Our Constitution guarantees religious freedom. By necessity, this must also include the right not to believe. It should be obvious that you can be a good citizen, a moral person and a patriotic American and not believe in God — although some of the public opinion polls I’ve seen show that a distressing amount of people have trouble grasping this concept (including, apparently, Mitt Romney).
Thankfully, our rights are not determined by polls (yet).
There was a time when most people encouraged, or at least tolerated, other forms of religious discrimination. Jews could not stay in certain hotels, join certain social clubs or get their children into some posh private academies.
Those prejudices fell some time ago. Indeed, they are even illegal now. They were fundamentally wrong, and we are a better nation for having discarded them. When are we going to ditch the last prejudice and admit that it’s OK to be an atheist?

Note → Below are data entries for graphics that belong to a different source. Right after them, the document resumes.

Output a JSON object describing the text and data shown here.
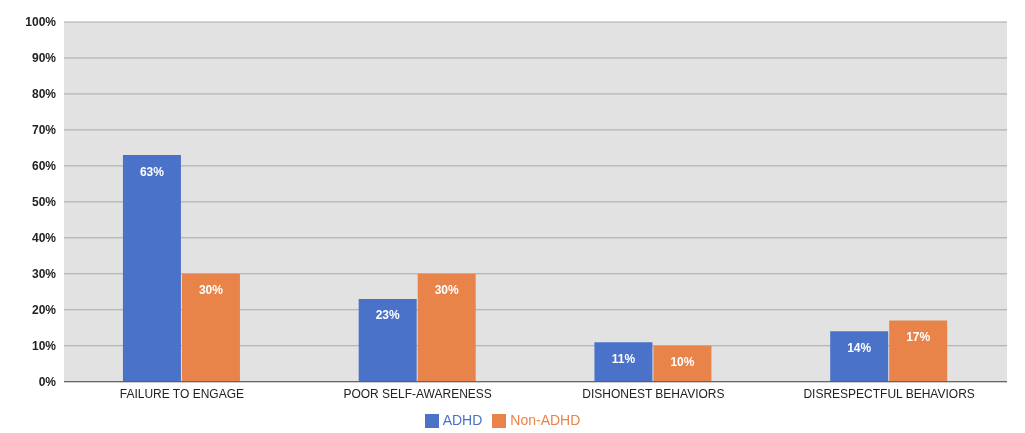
{
  "chart_data": {
    "type": "bar",
    "categories": [
      "FAILURE TO ENGAGE",
      "POOR SELF-AWARENESS",
      "DISHONEST BEHAVIORS",
      "DISRESPECTFUL BEHAVIORS"
    ],
    "series": [
      {
        "name": "ADHD",
        "color": "#4a72c8",
        "values": [
          63,
          23,
          11,
          14
        ],
        "value_labels": [
          "63%",
          "23%",
          "11%",
          "14%"
        ]
      },
      {
        "name": "Non-ADHD",
        "color": "#e8834a",
        "values": [
          30,
          30,
          10,
          17
        ],
        "value_labels": [
          "30%",
          "30%",
          "10%",
          "17%"
        ]
      }
    ],
    "ylim": [
      0,
      100
    ],
    "yticks": [
      {
        "value": 0,
        "label": "0%"
      },
      {
        "value": 10,
        "label": "10%"
      },
      {
        "value": 20,
        "label": "20%"
      },
      {
        "value": 30,
        "label": "30%"
      },
      {
        "value": 40,
        "label": "40%"
      },
      {
        "value": 50,
        "label": "50%"
      },
      {
        "value": 60,
        "label": "60%"
      },
      {
        "value": 70,
        "label": "70%"
      },
      {
        "value": 80,
        "label": "80%"
      },
      {
        "value": 90,
        "label": "90%"
      },
      {
        "value": 100,
        "label": "100%"
      }
    ],
    "grid": "y",
    "legend": "bottom"
  }
}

There’s one last thing I’d like to say to the Boy Scout leadership about this: You could learn a lesson from the Girl Scouts. They used to require a religious oath. A few years back, they made it voluntary. A girl can still say the religious oath if she wants to, or she can use another that more accurately reflects her beliefs. It’s her call. The Religious Right threw a fit about this, but it does not seem to have had much affect on the organization.
If the Boy Scouts truly want to stand up for what’s best about America, they should give up their embrace of the last prejudice.